Let’s say we have a bunch of server logs spanning a couple of years, now it’s grouped by year
and I want to sample 100 documents from each year, is it possible to do that purely with aggregation pipeline?
Hello @Fred_Wilson, welcome to the MongoDB Community forum!
Yes, its possible. Here is the aggregation query which gets the desired results. The query runs from the mongo
shell.
Note that, this requires MongoDB v4.4.2 or greater. There are two variables defined, - the NUMBER_OF_SAMPLES_REQUIRED
which is a number of random samples you are looking for, for each grouping ($year
). The random numbers generated are not unique, so we generate little more than the needed 100, and remove the duplicate random numbers (and, the variable NUMBER_OF_SAMPLES_COLLECTED
allows more samples).
There is a remote chance that you may see one or two duplicate less documents in the samples.

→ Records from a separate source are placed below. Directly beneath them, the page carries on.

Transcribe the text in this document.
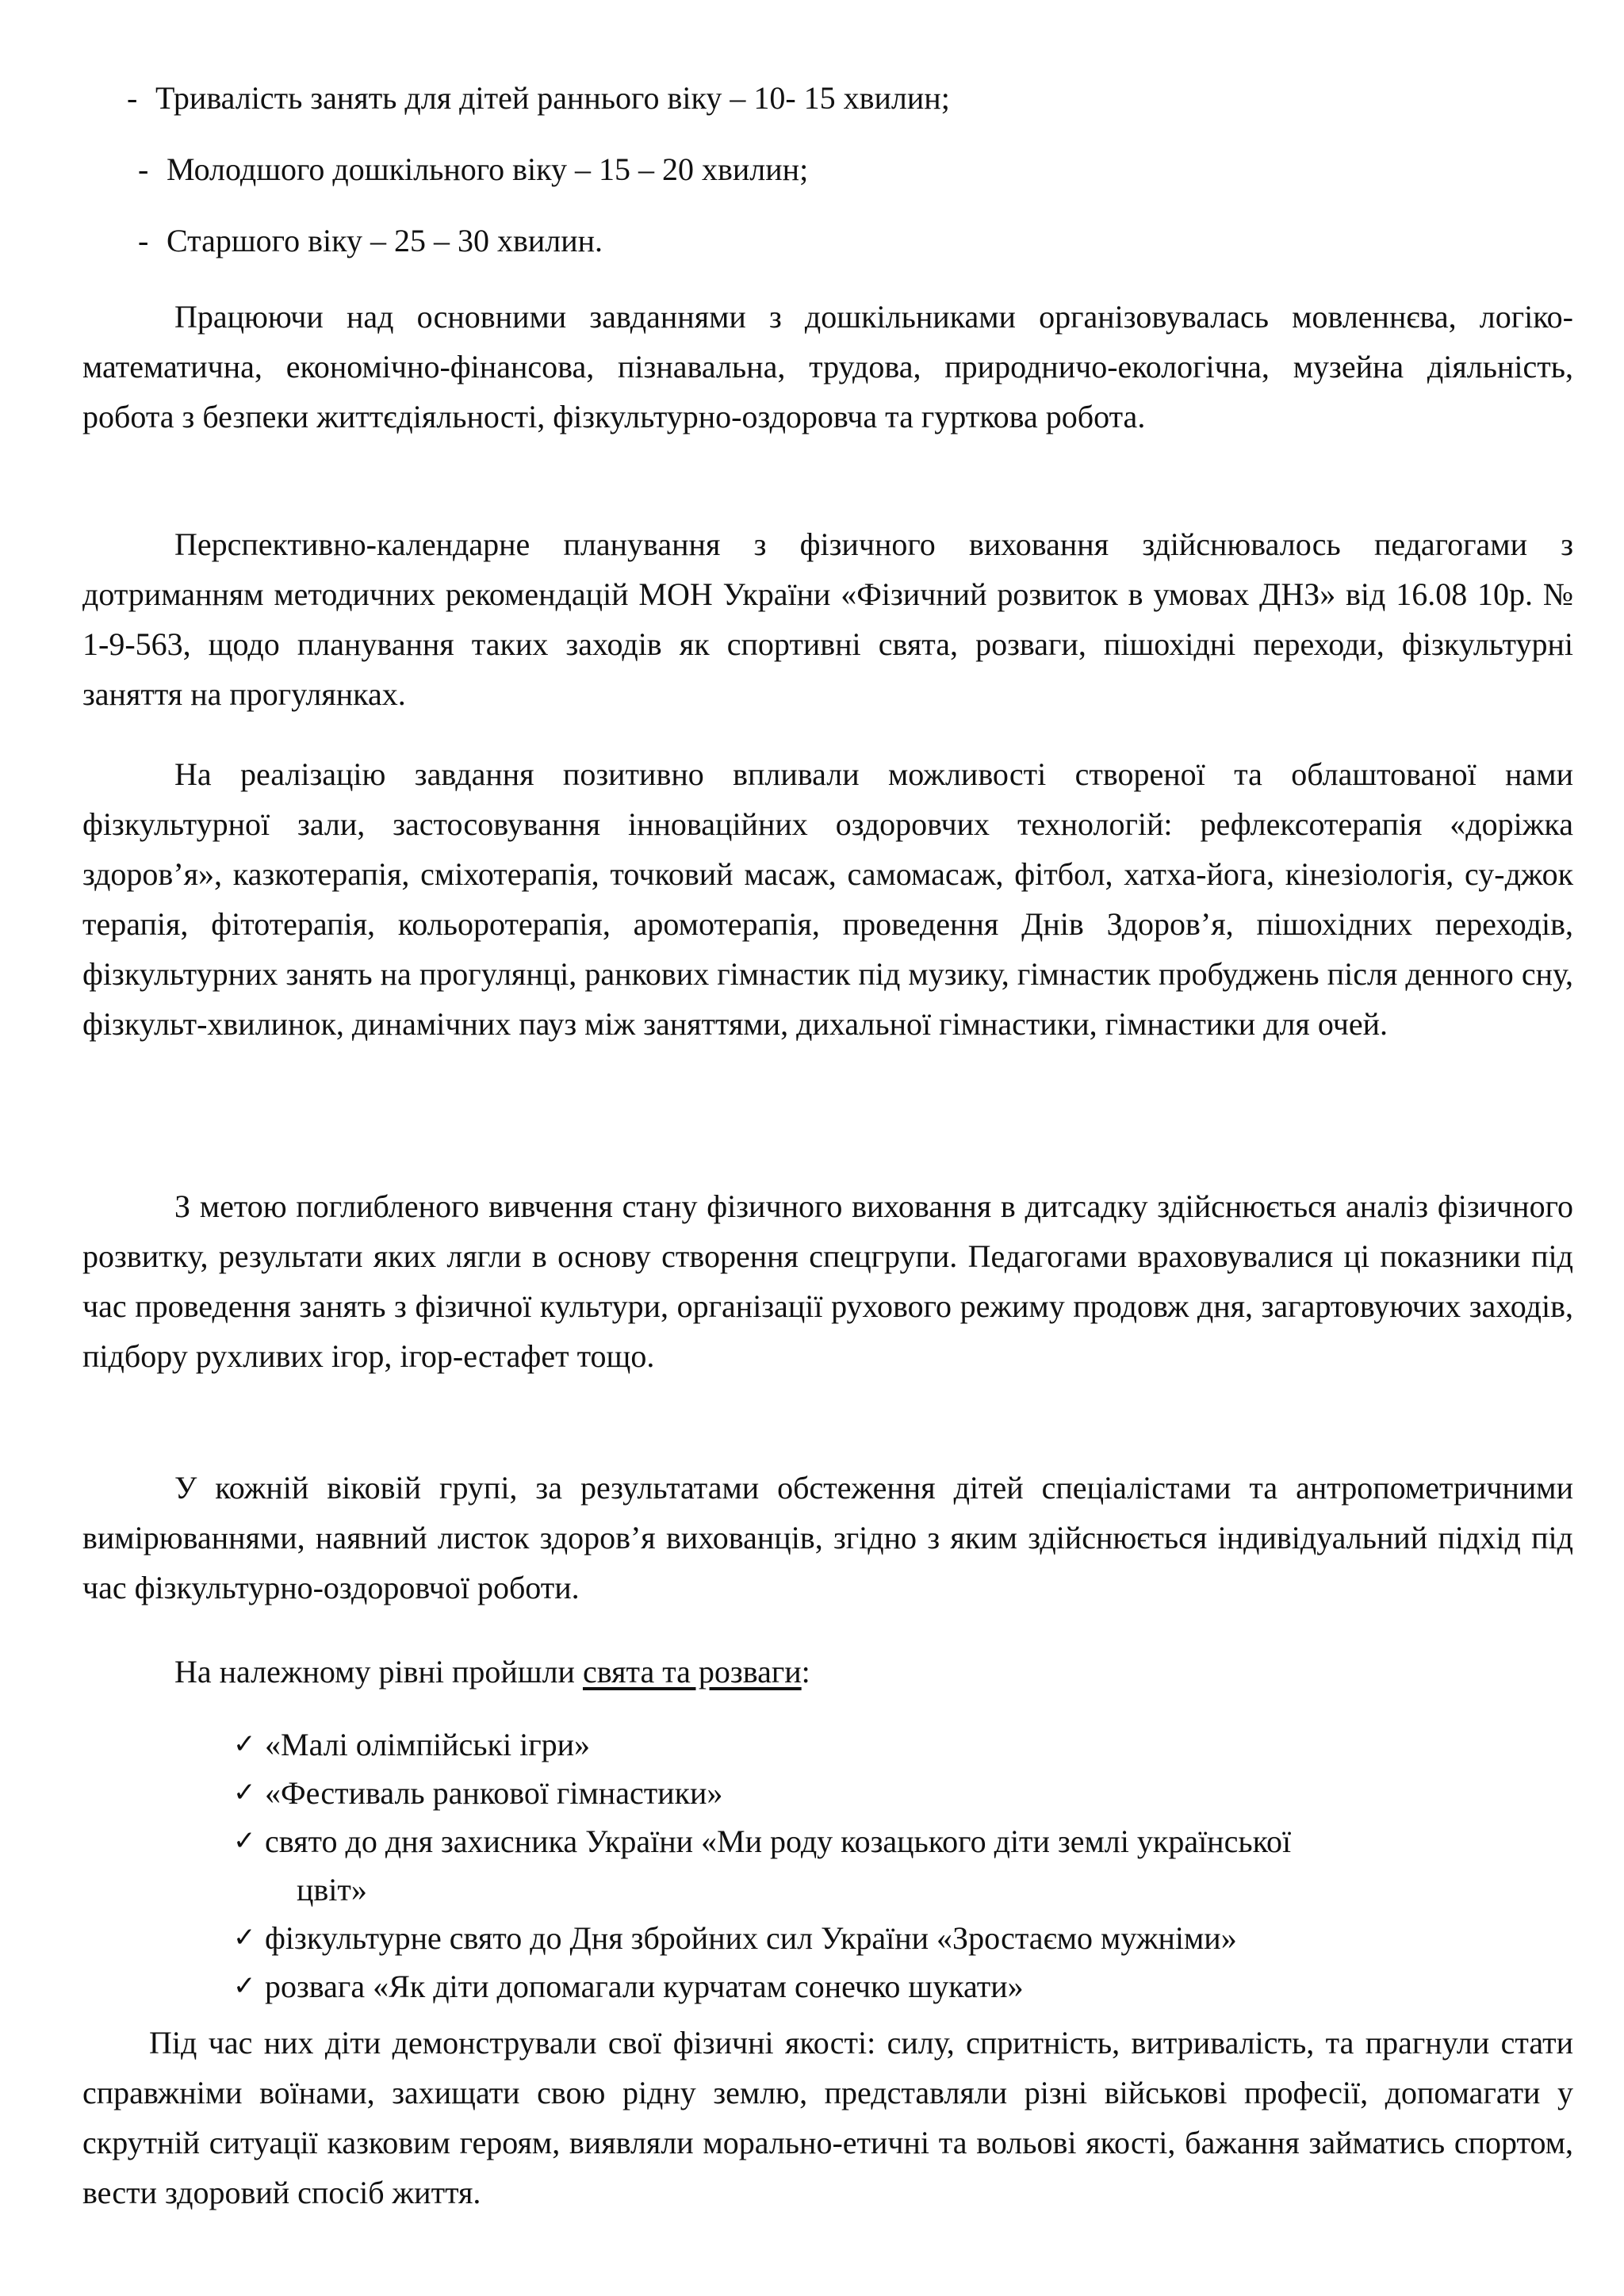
- Тривалість занять для дітей раннього віку – 10- 15 хвилин;
- Молодшого дошкільного віку – 15 – 20 хвилин;
- Старшого віку – 25 – 30 хвилин.

Працюючи над основними завданнями з дошкільниками організовувалась мовленнєва, логіко-математична, економічно-фінансова, пізнавальна, трудова, природничо-екологічна, музейна діяльність, робота з безпеки життєдіяльності, фізкультурно-оздоровча та гурткова робота.

Перспективно-календарне планування з фізичного виховання здійснювалось педагогами з дотриманням методичних рекомендацій МОН України «Фізичний розвиток в умовах ДНЗ» від 16.08 10р. № 1-9-563, щодо планування таких заходів як спортивні свята, розваги, пішохідні переходи, фізкультурні заняття на прогулянках.

На реалізацію завдання позитивно впливали можливості створеної та облаштованої нами фізкультурної зали, застосовування інноваційних оздоровчих технологій: рефлексотерапія «доріжка здоров’я», казкотерапія, сміхотерапія, точковий масаж, самомасаж, фітбол, хатха-йога, кінезіологія, су-джок терапія, фітотерапія, кольоротерапія, аромотерапія, проведення Днів Здоров’я, пішохідних переходів, фізкультурних занять на прогулянці, ранкових гімнастик під музику, гімнастик пробуджень після денного сну, фізкульт-хвилинок, динамічних пауз між заняттями, дихальної гімнастики, гімнастики для очей.

З метою поглибленого вивчення стану фізичного виховання в дитсадку здійснюється аналіз фізичного розвитку, результати яких лягли в основу створення спецгрупи. Педагогами враховувалися ці показники під час проведення занять з фізичної культури, організації рухового режиму продовж дня, загартовуючих заходів, підбору рухливих ігор, ігор-естафет тощо.

У кожній віковій групі, за результатами обстеження дітей спеціалістами та антропометричними вимірюваннями, наявний листок здоров’я вихованців, згідно з яким здійснюється індивідуальний підхід під час фізкультурно-оздоровчої роботи.

На належному рівні пройшли свята та розваги:

✓ «Малі олімпійські ігри»
✓ «Фестиваль ранкової гімнастики»
✓ свято до дня захисника України «Ми роду козацького діти землі української
цвіт»
✓ фізкультурне свято до Дня збройних сил України «Зростаємо мужніми»
✓ розвага «Як діти допомагали курчатам сонечко шукати»

Під час них діти демонстрували свої фізичні якості: силу, спритність, витривалість, та прагнули стати справжніми воїнами, захищати свою рідну землю, представляли різні військові професії, допомагати у скрутній ситуації казковим героям, виявляли морально-етичні та вольові якості, бажання займатись спортом, вести здоровий спосіб життя.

There is an Aggregation $sample
stage, but I have not tried it in this case . Let me know how this works for you!
var NUMBER_OF_SAMPLES_REQUIRED = 100;
var NUMBER_OF_SAMPLES_COLLECTED = 150 ;
db.collection.aggregate([
{
$group: {
_id: { year: "$year" },
docs: { $push: "$$ROOT" },
count: { $sum: 1 }
}
},
{
$project: {
random_docs: {
$let: {
vars: {
random_positions: {
$slice: [ {
$setDifference: [ {
$map: {
input: { $range: [ 0, NUMBER_OF_SAMPLES_COLLECTED ] },
in: {
$floor: { $multiply: [ { $rand: {}}, { $floor: "$count" } ] }
}
}
}, [] ]
}, NUMBER_OF_SAMPLES_REQUIRED ]
}
},
in: {
$map: {
input: "$$random_positions",
in: {
$arrayElemAt: [ "$docs", "$$this" ],
}
}
},
}
}
}
},
])
Thanks, this worked like a charm!
This topic was automatically closed 5 days after the last reply. New replies are no longer allowed.